Brief selections from an art essay by Fae Logie:
Scattering from a plot of land evokes thoughts about territory, identity, migration, and surveillance, specifically of women and children. Women around the world take immense risks to escape corruption, poverty, oppression, war, and climate catastrophe. Research scholars, Monica Boyd and Elizabeth Grieco write, “a decision to leave, [...], is not the same as being allowed to exit or to enter a specific country” (Boyd and Grieco 2003, 5).

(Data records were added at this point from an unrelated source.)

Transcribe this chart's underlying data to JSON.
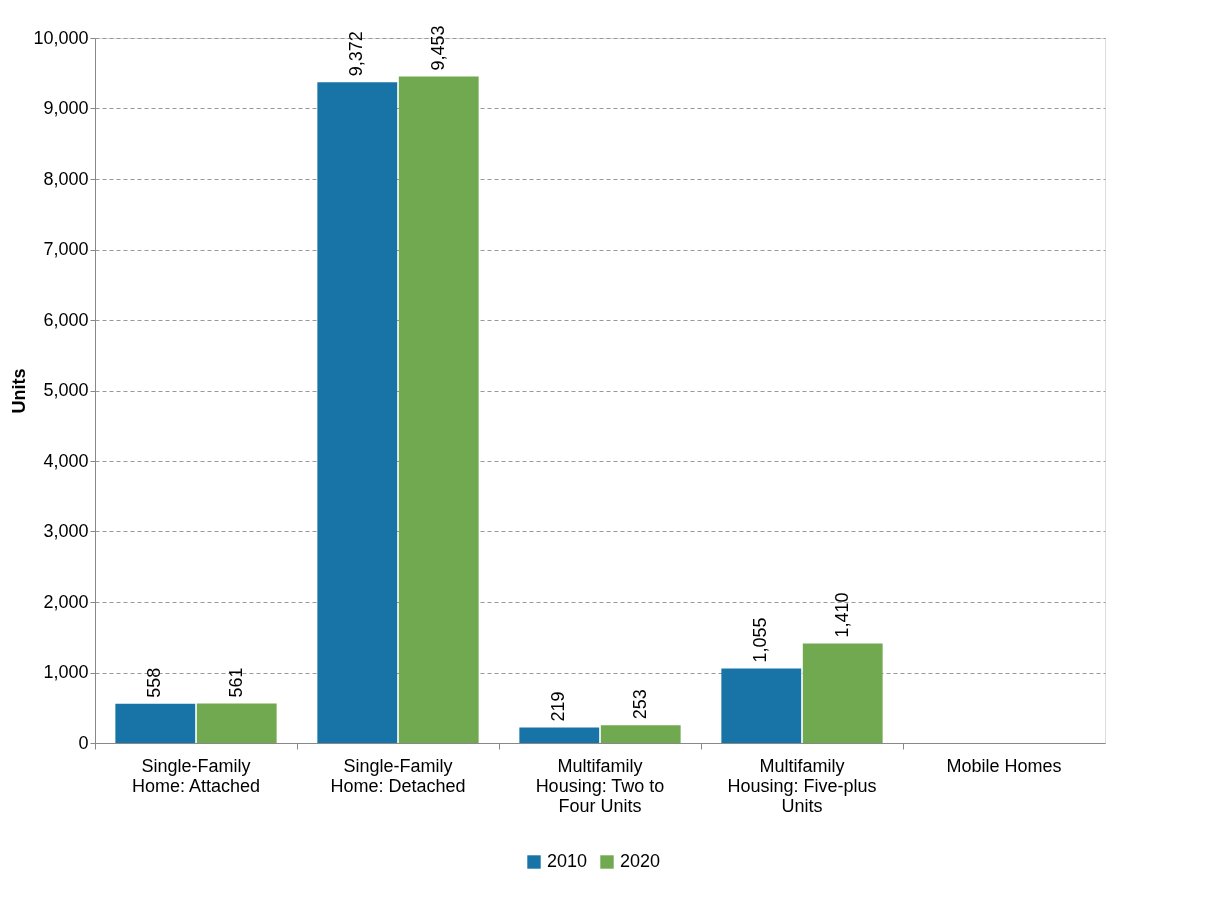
{
  "chart_data": {
    "type": "bar",
    "ylabel": "Units",
    "categories": [
      "Single-Family Home: Attached",
      "Single-Family Home: Detached",
      "Multifamily Housing: Two to Four Units",
      "Multifamily Housing: Five-plus Units",
      "Mobile Homes"
    ],
    "series": [
      {
        "name": "2010",
        "color": "#1874a6",
        "values": [
          558,
          9372,
          219,
          1055,
          null
        ],
        "value_labels": [
          "558",
          "9,372",
          "219",
          "1,055",
          null
        ]
      },
      {
        "name": "2020",
        "color": "#70a94f",
        "values": [
          561,
          9453,
          253,
          1410,
          null
        ],
        "value_labels": [
          "561",
          "9,453",
          "253",
          "1,410",
          null
        ]
      }
    ],
    "ylim": [
      0,
      10000
    ],
    "yticks": [
      0,
      {
        "value": 1000,
        "label": "1,000"
      },
      {
        "value": 2000,
        "label": "2,000"
      },
      {
        "value": 3000,
        "label": "3,000"
      },
      {
        "value": 4000,
        "label": "4,000"
      },
      {
        "value": 5000,
        "label": "5,000"
      },
      {
        "value": 6000,
        "label": "6,000"
      },
      {
        "value": 7000,
        "label": "7,000"
      },
      {
        "value": 8000,
        "label": "8,000"
      },
      {
        "value": 9000,
        "label": "9,000"
      },
      {
        "value": 10000,
        "label": "10,000"
      }
    ],
    "grid": "y",
    "legend": "bottom"
  }
}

My human-scale kinetic installation is held together by two intersecting aluminum tent poles that are suspended from the ceiling. The space beneath the poles creates a visualization of a volume approximately three meters cubed. This volume is both a metaphor for a temporary refuge during migration or a magnitude of sea water below an overturned ship. Strung together within this space, over 100 high-contrast 4x5 inch Kodalith photo transparencies form a fragile system of equilibrium, fragments of faces and hands, gestures and glances. These images were saved originally from illustrated magazines and newspaper articles highlighting the parrels of forced movements; rephotographed, enlarged, and manipulated, the images retreat from their source. Now, as particles of narratives, moments of histories framed outside of what happened just before or just after, they take on the designation of found images.

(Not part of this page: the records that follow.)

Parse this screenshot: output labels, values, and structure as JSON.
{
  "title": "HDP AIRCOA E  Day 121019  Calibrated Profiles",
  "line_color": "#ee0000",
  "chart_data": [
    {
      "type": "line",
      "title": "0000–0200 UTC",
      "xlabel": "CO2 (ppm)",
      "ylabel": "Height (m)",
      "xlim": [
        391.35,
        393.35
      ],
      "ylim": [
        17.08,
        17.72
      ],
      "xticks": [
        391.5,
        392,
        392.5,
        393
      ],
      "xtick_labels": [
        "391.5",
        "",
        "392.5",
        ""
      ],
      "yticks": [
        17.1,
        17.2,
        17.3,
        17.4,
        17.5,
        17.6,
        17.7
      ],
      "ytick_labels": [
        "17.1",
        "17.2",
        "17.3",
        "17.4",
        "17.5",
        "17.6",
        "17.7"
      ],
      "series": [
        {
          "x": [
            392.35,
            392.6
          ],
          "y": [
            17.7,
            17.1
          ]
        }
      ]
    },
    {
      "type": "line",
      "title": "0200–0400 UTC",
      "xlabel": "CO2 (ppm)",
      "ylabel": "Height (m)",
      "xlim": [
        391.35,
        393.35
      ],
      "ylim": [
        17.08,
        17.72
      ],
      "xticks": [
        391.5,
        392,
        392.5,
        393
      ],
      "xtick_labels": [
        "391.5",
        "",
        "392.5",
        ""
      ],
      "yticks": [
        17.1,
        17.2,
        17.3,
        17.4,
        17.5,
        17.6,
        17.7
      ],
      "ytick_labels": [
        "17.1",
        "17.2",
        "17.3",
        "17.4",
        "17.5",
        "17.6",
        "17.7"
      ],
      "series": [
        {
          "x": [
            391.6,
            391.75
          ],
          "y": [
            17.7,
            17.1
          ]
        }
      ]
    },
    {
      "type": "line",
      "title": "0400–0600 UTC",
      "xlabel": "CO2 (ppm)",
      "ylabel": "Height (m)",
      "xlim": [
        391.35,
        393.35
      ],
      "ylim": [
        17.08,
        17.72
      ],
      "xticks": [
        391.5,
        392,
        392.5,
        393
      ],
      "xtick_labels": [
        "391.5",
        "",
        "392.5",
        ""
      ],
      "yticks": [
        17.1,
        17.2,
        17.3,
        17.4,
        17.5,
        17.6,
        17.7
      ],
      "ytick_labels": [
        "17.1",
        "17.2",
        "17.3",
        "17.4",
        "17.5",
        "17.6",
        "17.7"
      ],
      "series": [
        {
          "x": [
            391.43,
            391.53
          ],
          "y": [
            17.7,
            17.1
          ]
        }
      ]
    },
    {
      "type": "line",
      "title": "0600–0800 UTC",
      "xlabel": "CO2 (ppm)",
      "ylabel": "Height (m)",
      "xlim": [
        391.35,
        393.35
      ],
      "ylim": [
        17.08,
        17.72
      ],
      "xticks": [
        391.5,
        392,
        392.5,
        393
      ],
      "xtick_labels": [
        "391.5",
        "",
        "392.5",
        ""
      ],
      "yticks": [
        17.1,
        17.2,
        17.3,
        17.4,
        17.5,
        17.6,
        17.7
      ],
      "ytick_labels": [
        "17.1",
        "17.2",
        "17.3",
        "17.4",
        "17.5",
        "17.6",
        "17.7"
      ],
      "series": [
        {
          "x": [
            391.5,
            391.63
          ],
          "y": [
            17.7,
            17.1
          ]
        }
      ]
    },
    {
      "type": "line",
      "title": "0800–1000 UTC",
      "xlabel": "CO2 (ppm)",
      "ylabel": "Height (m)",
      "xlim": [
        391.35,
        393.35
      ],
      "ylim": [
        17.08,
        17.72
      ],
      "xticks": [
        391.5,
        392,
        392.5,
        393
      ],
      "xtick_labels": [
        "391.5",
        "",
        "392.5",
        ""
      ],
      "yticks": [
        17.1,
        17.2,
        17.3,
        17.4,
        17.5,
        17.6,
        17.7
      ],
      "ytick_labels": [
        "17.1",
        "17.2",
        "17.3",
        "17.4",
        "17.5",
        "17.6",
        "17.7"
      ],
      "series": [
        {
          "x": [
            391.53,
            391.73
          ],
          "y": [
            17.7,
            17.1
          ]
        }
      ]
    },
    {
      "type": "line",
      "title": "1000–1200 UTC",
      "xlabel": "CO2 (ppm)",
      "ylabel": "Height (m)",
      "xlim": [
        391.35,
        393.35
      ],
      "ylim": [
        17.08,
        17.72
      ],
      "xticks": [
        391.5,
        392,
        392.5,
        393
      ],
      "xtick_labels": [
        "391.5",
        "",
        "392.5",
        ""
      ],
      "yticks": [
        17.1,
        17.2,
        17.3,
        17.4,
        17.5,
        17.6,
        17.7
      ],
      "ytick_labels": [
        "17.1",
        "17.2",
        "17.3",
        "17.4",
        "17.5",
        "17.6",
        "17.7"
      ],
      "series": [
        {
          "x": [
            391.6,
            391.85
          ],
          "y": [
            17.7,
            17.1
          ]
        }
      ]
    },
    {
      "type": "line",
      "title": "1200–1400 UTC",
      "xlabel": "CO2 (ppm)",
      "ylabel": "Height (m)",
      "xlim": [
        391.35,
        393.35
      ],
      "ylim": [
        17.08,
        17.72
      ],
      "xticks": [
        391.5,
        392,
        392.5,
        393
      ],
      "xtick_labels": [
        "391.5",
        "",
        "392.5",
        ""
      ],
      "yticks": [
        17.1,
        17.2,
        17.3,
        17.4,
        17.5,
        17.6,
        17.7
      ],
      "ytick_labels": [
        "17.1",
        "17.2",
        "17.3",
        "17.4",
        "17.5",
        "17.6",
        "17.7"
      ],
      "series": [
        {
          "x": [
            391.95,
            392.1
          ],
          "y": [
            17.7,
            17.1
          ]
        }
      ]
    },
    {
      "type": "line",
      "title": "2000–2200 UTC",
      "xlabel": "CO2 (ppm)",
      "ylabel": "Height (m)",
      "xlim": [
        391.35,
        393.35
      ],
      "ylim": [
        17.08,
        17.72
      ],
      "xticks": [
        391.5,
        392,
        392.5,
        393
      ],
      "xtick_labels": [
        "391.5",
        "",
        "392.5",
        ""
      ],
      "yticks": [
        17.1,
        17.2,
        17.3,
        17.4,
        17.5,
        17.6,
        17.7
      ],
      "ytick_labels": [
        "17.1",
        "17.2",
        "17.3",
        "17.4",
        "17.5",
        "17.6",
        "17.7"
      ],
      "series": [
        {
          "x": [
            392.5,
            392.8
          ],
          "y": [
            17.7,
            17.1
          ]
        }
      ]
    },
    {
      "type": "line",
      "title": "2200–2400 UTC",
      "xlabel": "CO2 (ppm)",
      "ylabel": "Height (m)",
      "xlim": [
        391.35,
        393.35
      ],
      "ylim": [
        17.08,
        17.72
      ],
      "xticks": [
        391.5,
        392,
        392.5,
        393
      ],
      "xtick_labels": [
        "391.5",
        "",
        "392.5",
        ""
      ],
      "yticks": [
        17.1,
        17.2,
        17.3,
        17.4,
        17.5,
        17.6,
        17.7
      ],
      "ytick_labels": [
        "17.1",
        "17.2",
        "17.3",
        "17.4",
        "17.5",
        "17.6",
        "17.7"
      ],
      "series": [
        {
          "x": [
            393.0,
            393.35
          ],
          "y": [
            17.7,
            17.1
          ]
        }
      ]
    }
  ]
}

Scattering from a plot of land mirrors the idea of a scatter plot - a mathematical diagram using coordinates to display data and possible correlations. The tent poles reference the x, y, and z axes, each dangling image a cell of information, a traceable data point. The photographs are marked with standardized symbols of flow-charting, outlines in white ink and loosely woven thread - many partially or fully cut out to expose a non-visual dimension operating out of sight, “visualizations of the apparatus of state power” (Wilkinson 2015, 2). The symbols stand as singular instructional commands inherent in algorithms, without directional defining lines of progression. Cutting away of fragments of faces and bodies mimics the dehumanizing processes of surveillance.

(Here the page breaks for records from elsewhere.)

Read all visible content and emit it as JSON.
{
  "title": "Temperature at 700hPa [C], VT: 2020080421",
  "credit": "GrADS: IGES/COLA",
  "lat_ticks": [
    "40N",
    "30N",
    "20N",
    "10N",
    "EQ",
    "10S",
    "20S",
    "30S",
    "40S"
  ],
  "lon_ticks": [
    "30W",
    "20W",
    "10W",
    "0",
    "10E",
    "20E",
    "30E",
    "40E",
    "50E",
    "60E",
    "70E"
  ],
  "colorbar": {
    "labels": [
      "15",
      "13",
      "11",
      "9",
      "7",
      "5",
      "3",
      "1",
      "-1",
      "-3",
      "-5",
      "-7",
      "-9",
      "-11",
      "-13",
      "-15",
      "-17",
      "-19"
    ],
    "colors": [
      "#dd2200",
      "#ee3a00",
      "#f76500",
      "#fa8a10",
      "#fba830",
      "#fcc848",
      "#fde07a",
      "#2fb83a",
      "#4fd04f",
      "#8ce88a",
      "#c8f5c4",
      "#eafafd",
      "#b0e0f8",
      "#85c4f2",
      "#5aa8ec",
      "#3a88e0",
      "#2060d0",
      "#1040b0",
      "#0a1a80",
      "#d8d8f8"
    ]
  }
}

The nine cubic meters of my installation is a weighted territory, an allegory of containment and exposure by pervasive surveillance systems. The layers of materials and meaning function in the discourse on cultural surveillance representation as a question of visibility, and who decides another’s fate.
References:
Boyd, Monica, and Elizabeth Grieco. 2003. “Women and Migration: Incorporating Gender into International Migration Theory.” Migration Policy Institute, (March): 1-7. https://www.migrationpolicy.org
Wilkinson, Jayne. 2015. “Art Documents: The Politics of Visibility in Contemporary Photography.” Invisible Culture, 22.